Besides Pye's poetical productions, he wrote more than once for the stage, translated a work from the German, and published a translation of the "Poetics of Aristotle," with a commentary. It is a curious and not uninteresting book, full of gossipping anecdote and colloquial criticism. It occasionally degenerates into feeble garrulity, as, for instance, his defence of the ladies against Aristotle's definition, and Twining's comment upon it. As a critic, he is usually candid, but not severe. He speaks of one of Warton's odes as "one of the most beautiful and original descriptive poems in our language." Of two of his earlier predecessors he says in terms less eulogistic, "Cibber possessed a genius not above mediocrity, and Tate was an indifferent poet." Pye had a very warm admiration for Thompson, and wrote a "Sonnet on a Villa at Rosedale, Richmond," once the property of that poet. His "Comments on the Commentations of Shakespeare," is a readable little book, full of short notes on the various plays. He treats the Commentators somewhat uncivilly, and is especially bilious against Warburton. The work called forth a letter in the "Gentleman's Magazine," in which the writer complains loudly of the flippancy of Mr. Pye. In commenting on the line in the "Merchant of Venice,"

"The man that hath no music in himself,"

he makes a confession of his own want of taste for instrumental music: "But I confess I, who would almost as soon stand up to my neck in water in winter as sit out a concert, should have no great opinion of that man who was dead to the effect of a pathetic song set to a simple melody."

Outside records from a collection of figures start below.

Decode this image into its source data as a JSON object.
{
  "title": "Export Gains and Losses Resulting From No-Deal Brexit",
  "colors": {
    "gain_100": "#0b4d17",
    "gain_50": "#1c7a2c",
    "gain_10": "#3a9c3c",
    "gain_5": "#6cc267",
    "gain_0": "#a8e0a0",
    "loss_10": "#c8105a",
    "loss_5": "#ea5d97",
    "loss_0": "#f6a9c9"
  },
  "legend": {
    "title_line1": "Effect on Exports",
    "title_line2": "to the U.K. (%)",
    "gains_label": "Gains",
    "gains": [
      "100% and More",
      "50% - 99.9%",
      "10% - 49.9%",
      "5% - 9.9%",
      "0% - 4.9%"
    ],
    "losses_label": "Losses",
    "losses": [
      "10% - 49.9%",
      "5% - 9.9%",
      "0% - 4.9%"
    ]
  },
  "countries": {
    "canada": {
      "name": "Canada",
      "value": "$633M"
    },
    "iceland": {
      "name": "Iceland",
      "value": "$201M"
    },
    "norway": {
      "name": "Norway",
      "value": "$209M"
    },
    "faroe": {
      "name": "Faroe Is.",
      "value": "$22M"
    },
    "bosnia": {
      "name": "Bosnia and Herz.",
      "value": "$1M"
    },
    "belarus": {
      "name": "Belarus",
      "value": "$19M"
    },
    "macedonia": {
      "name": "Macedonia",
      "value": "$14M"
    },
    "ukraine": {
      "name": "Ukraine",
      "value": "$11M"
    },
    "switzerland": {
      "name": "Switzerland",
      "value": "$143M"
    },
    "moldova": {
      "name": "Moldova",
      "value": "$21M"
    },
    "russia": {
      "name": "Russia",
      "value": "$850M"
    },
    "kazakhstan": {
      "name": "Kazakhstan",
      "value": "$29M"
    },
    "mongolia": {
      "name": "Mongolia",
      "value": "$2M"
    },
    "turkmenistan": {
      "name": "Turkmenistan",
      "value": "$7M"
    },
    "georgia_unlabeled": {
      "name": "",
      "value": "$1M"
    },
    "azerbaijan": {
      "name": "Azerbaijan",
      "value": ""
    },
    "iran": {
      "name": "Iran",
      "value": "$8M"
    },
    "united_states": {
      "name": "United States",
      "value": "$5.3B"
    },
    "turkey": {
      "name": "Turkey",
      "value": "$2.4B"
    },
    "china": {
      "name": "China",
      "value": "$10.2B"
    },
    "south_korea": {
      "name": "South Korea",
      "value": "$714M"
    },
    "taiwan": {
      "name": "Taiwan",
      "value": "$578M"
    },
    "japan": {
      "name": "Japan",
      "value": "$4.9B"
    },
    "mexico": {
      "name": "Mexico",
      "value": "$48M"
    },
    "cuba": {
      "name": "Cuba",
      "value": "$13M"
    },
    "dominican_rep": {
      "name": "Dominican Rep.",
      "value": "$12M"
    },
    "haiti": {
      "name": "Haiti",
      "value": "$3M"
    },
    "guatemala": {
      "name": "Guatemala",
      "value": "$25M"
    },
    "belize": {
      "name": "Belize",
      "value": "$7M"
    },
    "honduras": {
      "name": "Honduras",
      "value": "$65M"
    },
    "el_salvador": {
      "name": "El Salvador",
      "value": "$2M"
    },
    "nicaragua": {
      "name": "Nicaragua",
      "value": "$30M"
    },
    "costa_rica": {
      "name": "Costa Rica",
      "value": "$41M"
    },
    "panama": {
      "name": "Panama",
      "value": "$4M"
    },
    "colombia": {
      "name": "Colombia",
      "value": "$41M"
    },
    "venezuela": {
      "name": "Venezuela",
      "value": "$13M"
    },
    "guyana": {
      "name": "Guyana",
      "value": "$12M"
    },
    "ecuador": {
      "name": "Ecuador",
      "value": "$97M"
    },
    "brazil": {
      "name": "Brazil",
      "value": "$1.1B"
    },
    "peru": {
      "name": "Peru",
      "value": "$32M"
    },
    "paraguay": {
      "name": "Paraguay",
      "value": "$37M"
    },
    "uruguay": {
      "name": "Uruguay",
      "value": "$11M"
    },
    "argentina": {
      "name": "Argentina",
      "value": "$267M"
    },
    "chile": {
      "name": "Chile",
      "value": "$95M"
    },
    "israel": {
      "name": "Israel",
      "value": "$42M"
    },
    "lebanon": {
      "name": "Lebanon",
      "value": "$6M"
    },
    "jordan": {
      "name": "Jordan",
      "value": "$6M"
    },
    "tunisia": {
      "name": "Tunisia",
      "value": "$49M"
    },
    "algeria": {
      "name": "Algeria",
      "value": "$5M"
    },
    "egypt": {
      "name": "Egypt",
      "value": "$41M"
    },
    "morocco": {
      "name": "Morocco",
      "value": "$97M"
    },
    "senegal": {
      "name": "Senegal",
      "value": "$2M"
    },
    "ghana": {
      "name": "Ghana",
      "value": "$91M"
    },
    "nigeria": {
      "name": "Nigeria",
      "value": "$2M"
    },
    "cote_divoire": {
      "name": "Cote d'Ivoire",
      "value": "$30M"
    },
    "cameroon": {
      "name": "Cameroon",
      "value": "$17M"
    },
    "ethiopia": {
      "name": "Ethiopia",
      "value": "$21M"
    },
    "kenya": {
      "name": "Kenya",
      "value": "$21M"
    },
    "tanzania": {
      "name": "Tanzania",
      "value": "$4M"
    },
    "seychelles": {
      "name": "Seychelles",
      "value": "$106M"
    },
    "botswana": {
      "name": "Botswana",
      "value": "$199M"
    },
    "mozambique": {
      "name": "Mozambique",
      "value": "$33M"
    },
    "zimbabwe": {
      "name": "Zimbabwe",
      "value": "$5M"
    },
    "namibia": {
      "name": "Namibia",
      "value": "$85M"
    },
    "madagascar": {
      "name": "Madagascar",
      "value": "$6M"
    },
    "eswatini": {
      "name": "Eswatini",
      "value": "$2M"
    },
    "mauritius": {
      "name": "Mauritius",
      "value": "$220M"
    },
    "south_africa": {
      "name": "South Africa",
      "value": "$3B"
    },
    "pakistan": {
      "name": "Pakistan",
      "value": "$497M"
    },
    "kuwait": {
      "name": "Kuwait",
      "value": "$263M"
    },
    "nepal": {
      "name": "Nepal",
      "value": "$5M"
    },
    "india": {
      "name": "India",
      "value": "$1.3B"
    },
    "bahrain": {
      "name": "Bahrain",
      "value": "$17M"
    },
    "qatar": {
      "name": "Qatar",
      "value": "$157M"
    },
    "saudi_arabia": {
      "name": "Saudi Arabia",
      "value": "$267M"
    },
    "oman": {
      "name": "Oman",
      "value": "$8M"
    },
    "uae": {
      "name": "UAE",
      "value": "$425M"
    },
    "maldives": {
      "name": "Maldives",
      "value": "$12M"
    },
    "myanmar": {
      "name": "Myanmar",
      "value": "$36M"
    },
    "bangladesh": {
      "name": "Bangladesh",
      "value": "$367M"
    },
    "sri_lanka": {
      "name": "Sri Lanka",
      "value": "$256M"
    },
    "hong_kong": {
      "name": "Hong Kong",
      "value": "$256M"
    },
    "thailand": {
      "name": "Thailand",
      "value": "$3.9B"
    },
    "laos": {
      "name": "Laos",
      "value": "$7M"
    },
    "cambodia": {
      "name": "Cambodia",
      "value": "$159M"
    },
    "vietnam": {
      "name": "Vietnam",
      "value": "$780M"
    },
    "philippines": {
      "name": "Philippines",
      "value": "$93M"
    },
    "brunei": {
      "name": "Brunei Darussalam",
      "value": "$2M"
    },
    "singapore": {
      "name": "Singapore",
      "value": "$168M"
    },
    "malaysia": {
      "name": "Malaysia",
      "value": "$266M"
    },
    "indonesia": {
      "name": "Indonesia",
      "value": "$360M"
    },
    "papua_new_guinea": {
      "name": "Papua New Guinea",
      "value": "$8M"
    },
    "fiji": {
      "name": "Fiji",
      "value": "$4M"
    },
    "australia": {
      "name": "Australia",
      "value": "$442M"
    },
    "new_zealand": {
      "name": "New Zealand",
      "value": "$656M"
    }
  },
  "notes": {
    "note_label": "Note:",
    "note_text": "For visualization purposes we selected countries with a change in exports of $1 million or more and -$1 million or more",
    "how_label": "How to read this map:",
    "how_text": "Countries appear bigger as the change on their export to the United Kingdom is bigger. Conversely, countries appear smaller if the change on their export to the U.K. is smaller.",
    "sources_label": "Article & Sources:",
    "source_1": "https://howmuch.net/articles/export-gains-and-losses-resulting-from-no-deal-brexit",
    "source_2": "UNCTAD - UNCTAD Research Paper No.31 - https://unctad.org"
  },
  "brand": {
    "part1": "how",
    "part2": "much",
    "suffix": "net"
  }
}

Pye does not, from occasional remarks which occur in his writings, seem to have set great store on his poetical productions. In a dedicatory letter to Mr. Addington, prefixed to his "Epic of Alfred," he quotes from the preface to Prior's "Solomon" the following remark, and applies it to himself. "I am glad to have it observed, that there appears throughout my verses a zeal for the honour of my country; and I had rather be thought a good Englishman than the best poet or the greatest scholar that ever wrote." And so he was, a good Englishman, a gentleman in the highest sense of the word, a man of ancient family, of patriotic principles, of genial courtesy, and pleasant convivial habits,[7] an industrious student, a well-informed, cultivated, graceful writer; but a poet, he assuredly was not. Weighed in the balance of contemporaneous criticism, he was found wanting, and Time has sanctioned the severe decree.

  1. Memoirs of the House of Cromwell.
  2. Portraits of the Auditor and his son, Sir Robert, are to be found among other family pictures at Camfield Place, Herts, the seat of Baron Dimsdale.
  3. For a few details of this short Memoir, we are indebted to the courtesy of H. J. Pye, Esq., of Clifton Campville, Tamworth, and R. Dimsdale, Esq., of Essendon Place, Herts.
  4. The last six lines, were inserted at the especial request of the King.
  5. This reminds us that at the installation of Lord North, at Oxford, in 1772, the degree of D.C.L, was conferred on Pye among others. He had assuredly as much right to it as some gentlemen lately so honoured.
  6. Charles Small Pybus, M.P., and in the House at the time that Pye was. He is the author of a poem called "The Sovereign," chiefly remarkable for the gorgeous style in which it was printed.
  7. Notwithstanding his conviviality, it was during his Laureateship that the tierce of Canary was discontinued, and the £27 substituted.